In recent times, health care costs have skyrocketed to 17% of our economy, while 50 million Americans went without insurance. Meanwhile, the combination of a shortage of primary care physicians and for-profit entities’ desire to cut costs has led to the development and proliferation of alternative, less costly methods of paying individuals to provide health care. Most notably, this has included the development of advance practice nurses (e.g. nurse practitioners and nurse anesthetists – instead of family doctors and anesthesiologists). Similar interest in cost savings has led to nurses assuming senior managerial positions in hospitals instead of MBA-type executives.
It is against this backdrop that the Patient Protection and Affordable Care Act (aka ‘Obamacare’) passed, seeking to infuse 30 million more paying patients into the primary care arena. With ongoing physician shortages unable to meet this demand, and with there being downward cost pressure on salaries due to the goals of the ACA and desires of corporations, it’s reasonable to predict that we will see a dramatic increase in primary care nurse practitioners (NPs) and physician assistants (PAs), which will lead to further abandonment of primary care as a physician specialty.
Meanwhile, nurses have stepped up to fill the void.  In addition to the ongoing advancement of Nurse Practitioners, nurses have successfully lobbied for and created a new provider entity: ‘The Doctorate in Nursing Practice’. It is important to note that NPs and PAs can successfully treat about 85% of the things physicians routinely see. Quality concerns aside, it is an important public health consideration that additional healthcare professionals and health options are being established to fill the need of care for tens of millions of individuals more likely to use the healthcare system.

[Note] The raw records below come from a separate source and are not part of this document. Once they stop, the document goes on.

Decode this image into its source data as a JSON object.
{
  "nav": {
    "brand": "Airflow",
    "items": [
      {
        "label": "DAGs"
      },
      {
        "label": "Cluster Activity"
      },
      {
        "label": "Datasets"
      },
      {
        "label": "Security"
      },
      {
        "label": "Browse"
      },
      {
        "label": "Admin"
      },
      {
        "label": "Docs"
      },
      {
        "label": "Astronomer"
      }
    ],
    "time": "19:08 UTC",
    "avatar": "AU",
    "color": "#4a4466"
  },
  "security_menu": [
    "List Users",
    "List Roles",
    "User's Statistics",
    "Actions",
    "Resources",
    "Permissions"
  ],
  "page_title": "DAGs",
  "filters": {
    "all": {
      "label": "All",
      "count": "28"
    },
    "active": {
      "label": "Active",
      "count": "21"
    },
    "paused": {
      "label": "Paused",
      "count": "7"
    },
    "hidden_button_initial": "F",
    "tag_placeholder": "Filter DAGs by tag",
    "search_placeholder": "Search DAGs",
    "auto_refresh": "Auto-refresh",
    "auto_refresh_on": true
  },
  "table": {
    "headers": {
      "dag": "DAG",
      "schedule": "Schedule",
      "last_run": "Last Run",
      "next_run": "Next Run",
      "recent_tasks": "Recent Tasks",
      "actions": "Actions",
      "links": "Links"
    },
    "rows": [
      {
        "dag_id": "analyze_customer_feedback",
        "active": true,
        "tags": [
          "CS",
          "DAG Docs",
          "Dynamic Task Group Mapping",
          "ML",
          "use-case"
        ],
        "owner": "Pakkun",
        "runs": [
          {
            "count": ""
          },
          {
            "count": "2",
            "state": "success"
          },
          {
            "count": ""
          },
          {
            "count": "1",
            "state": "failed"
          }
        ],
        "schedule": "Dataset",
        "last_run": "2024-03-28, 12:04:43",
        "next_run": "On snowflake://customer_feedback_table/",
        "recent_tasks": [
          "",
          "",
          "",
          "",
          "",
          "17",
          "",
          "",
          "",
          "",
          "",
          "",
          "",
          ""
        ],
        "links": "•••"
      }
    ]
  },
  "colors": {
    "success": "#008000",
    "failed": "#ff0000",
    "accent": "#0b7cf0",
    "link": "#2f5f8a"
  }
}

Meanwhile, regarding your doctors, a conceivable end result is physicians are being marginalized in virtually every aspect of health care. It is easy to see a future in health care 25 years from now where cost concerns have been addressed by nurses having replaced physicians in more specialties than just primary care and anesthesia, and nurses have more control of the hospital apparatus than physicians. Physicians remain oblivious to what’s happening under their noses and an insufficient interest in contributing to healthcare solutions in the ways nurses have. The Straight, No Chaser perspective is given the large segments of society that continue not to have access to care (even with implementation of the Affordable Care Act, it is estimated that 20 million American still won’t have insurance), new innovative options to address these needs are welcome and have a place in the system. What’s next is for society to ensure that this transition occurs with appropriate quality controls and public education.